The annual report published Monday by the U.S.-China Economic and Security Review Commission is different – kind of toned-down – compared with the report published in 2005. The Commission hasn’t gone soft on China, and the report continues the strong critique of China that has characterized the Commission since it was established in 2000. But much of the stronger language from the 2005 report, and many of the more questionable claims about Chinese nuclear weapons capabilities, did not make it into the new report.
The toning-down of the report follows reports earlier this year that the Pentagon’s annual report on Chinese military capabilities was also softened before publication. A call to the US-China Commission office about why the changes were made was not answered.
Noticeable changes in the 2006 report compared with last year include:
* Deletion of the top recommendation that Congress should “encourage increasing U.S. military capabilities in the Western Pacific in response to growing Chinese capabilities.” This blunt call for an arms race is replaced in the new report with a recommendation that DOD includes in its annual report on China’s military power “an assessment of U.S. weapon systems, force structure, basing, doctrine, and tactics in order to maintain a favorable balance of military power in the region” to ensure that the Pentagon can beat the Chinese in a war.
* Deletion of the erroneous claim that China’s next-generation long-range nuclear ballistic missiles will carry multiple warheads. In last year’s report, this claim was based on two non-authoritative sources: a Heritage Foundation brochure and a Japanese news paper article. The U.S. intelligence community, in contrast, has consistently stated that the missiles will be equipped with single warheads.

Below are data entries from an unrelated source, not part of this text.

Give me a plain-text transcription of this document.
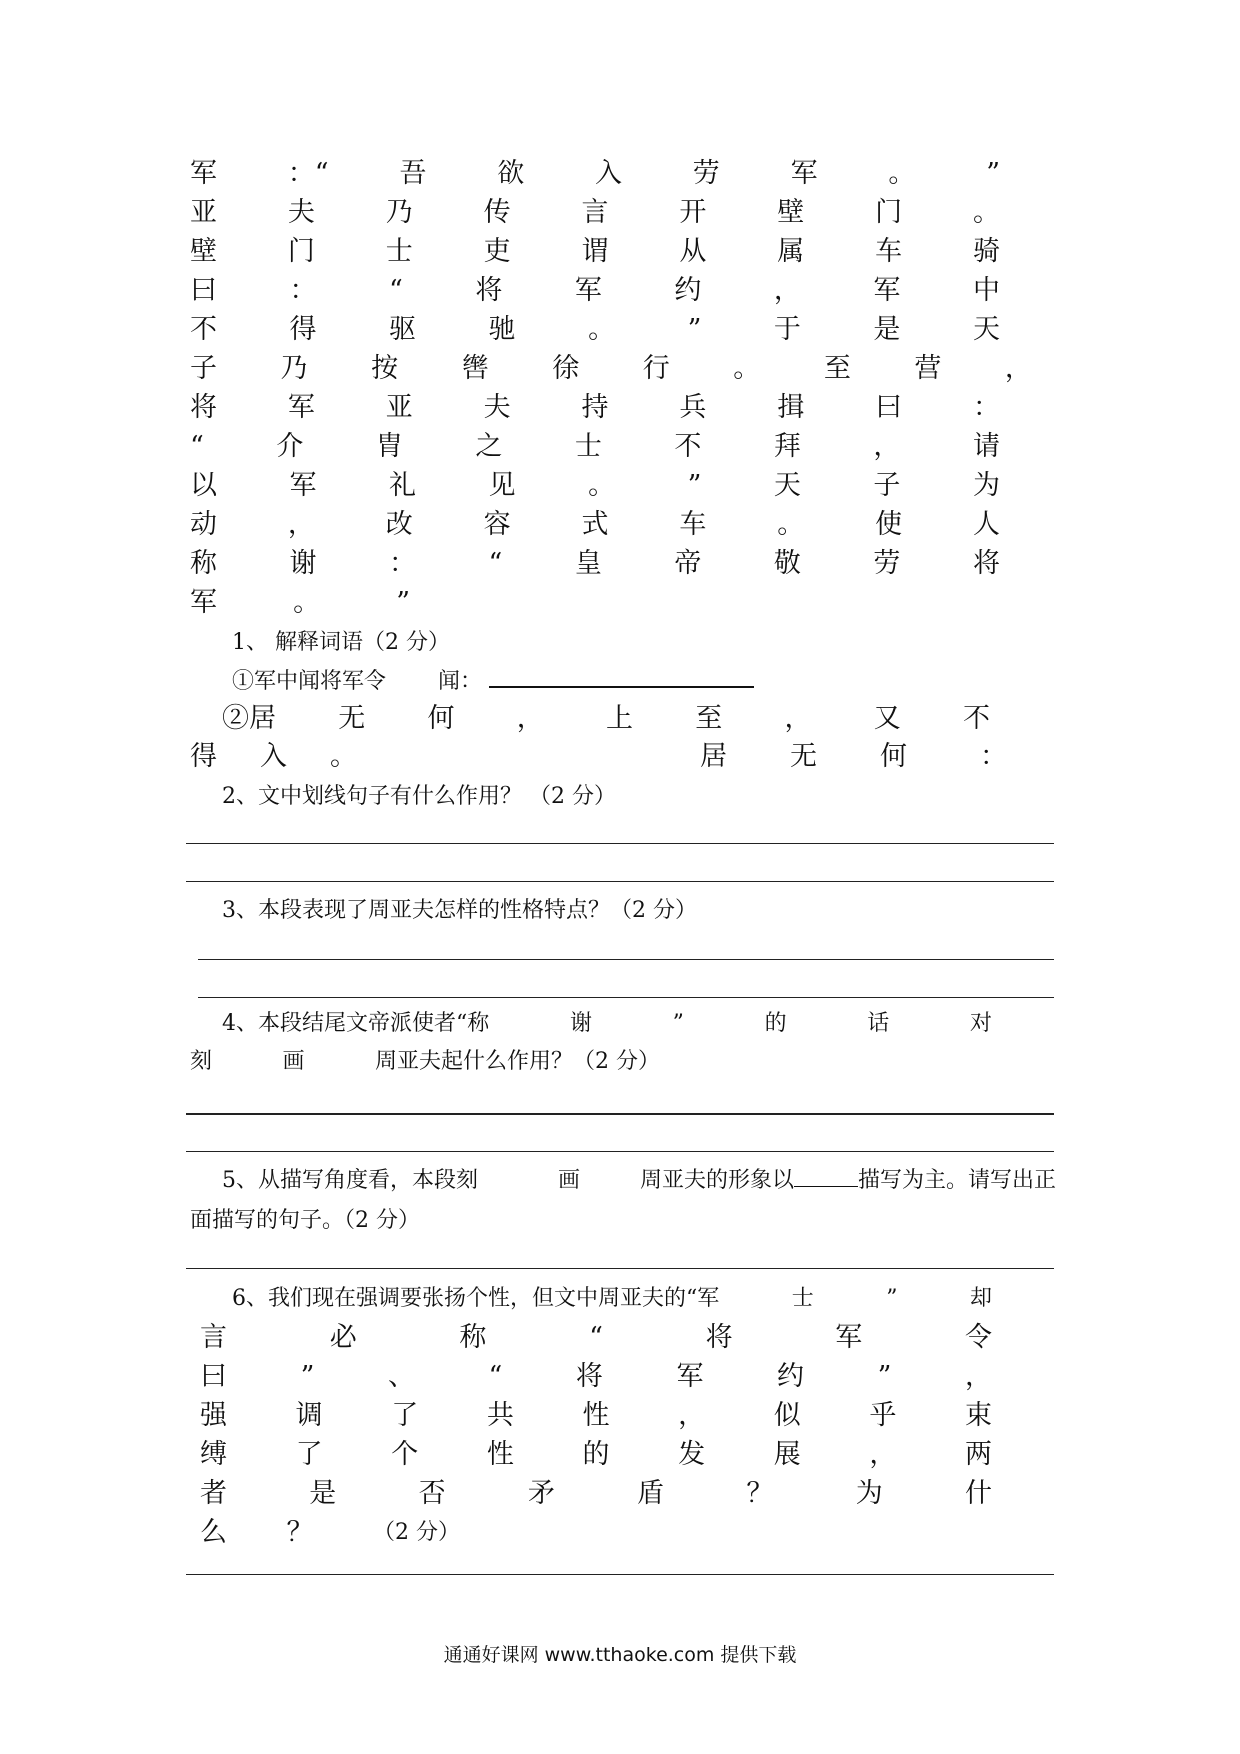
军	：“	吾	欲	入	劳	军	。	”
亚	夫	乃	传	言	开	壁	门	。
壁	门	士	吏	谓	从	属	车	骑
曰	：	“	将	军	约	，	军	中
不	得	驱	驰	。	”	于	是	天
子 乃 按 辔 徐 行 。 至 营 ，
将	军	亚	夫	持	兵	揖	曰	：
“	介	胄	之	士	不	拜	，	请
以	军	礼	见	。	”	天	子	为
动	，	改	容	式	车	。	使	人
称	谢	：	“	皇	帝	敬	劳	将
军	。	”
1、 解释词语（2 分）
①军中闻将军令 闻：
②居 无 何 ， 上 至 ， 又 不
得 入 。	居 无 何	：
2、文中划线句子有什么作用？ （2 分）
3、本段表现了周亚夫怎样的性格特点？（2 分）
4、本段结尾文帝派使者“称	谢	”	的	话	对
刻	画	周亚夫起什么作用？（2 分）
5、从描写角度看，本段刻	画	周亚夫的形象以	描写为主。请写出正
面描写的句子。（2 分）
6、我们现在强调要张扬个性，但文中周亚夫的“军	士	”	却
言	必	称	“	将	军	令
曰	”	、	“	将	军	约	”	，
强	调	了	共	性	，	似	乎	束
缚	了	个	性	的	发	展	，	两
者	是	否	矛	盾	？	为	什
么 ？	（2 分）
通通好课网 www.tthaoke.com 提供下载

* Deletion of the erroneous claim that the Chinese navy has nuclear-armed anti-ship cruise missiles.
* The section “Expansion of China’s Nuclear Forces” is now simply called “Missiles.”
While it is a positive development that the Commission has made these changes, the 2006 report by no means looses sight of the Commission’s mandate to report on China’s military modernization and force deployments. Yet there are several claims in the 2006 report that stand out:
* A big one is that China is said to be pursuing measures to “control” the seas in the “Western Pacific.” But as anyone with just a little knowledge of naval operations understands, gaining “control” over an area requires superior capabilities, something China simply does not have now nor is likely to acquire in the foreseeable future. It is one thing to try to achieve “control” of a limited coastal area between China and Taiwan, but quite another to achieve it in the “Western Pacific” as the Commission says.
* Another claim is that China “continues to improve its older intercontinental ballistic missiles,” which, although true, forgets to mention that this particular improvement of the DF-5 missile has been underway since the 1980s and is now finally nearing completion. Slow and long-term is typical for Chinese nuclear programs.
* The Commission also claims that a new missile currently under development – the DF-31A – “will be the first Chinese ICBM capable of hitting Washington, DC.” Not so, unless the U.S. intelligence community has been wrong or lying for 30 years. According to numerous declassified documents, unclassified official reports and official statements made by the intelligence community, China has been targeting all of the United States with the DF-5 since the early 1980s. But the suggestion that DF-31A has a longer range than DF-5 echoes information contained in the 2006 DOD report on China’s military forces. A map in that report showed a DF-5 range considerably shorter than shown on a map in the 2005 DOD report. Whether the U.S. intelligence community has decreased its estimate for the DF-5 range or simply made an error (that everyone keeps repeating) is unknown.
* The Commission report also claims that China “continues to expand” its submarine fleet, when, in fact, it is not. On the contrary, China’s submarine fleet is in sharp decline, down from approximately 120 boats in the mid-1980s to about 60 today. While the Commission report focuses on highlighting China’s acquisition of new submarines, U.S. Naval Intelligence anticipates that the Chinese submarine fleet will level out at around 40 boats.
Over the past two years, military-to-military contact has increased between China and the United states, not least thanks for the efforts of Admiral William J. Fallon, the commander of U.S. Pacific Command. Likewise, U.S. Strategic Command has begun direct conversions with its Chinese counterpart about the role of nuclear weapons. The U.S.-China Commission report acknowledges this development, but complains that the military-to-military contacts “may disproportionally benefit the” Chinese by increasing their knowledge of U.S. military capabilities.
To ensure that the United States doesn’t t fall behind, the Commission has a solution: increase U.S. spying against China. This is a curious recommendation, given that allegations about Chinese spying against the United States is what gave birth to the U.S.-China Commission in the first place.
The overall impression I get from the Commission’s report is that it spends too much time on reporting dramatic new developments and too little time on analyzing what its all means. To that end it is important not only to get the facts right but also to describe them in context. China is modernizing its military forces – as are virtually all of its neighbors including the United States. All these players are engaged in a dangerous game of deterrence that creates fear and suspicion and triggers requirements for better weapons and bolder war plans.
The challenge for the United States and its allies in the region is not, as the Commission seems to believe, to continue to deploy more and better weapons to counter China’s military modernization, but to figure out how to create a foreign policy that ends the mistrust.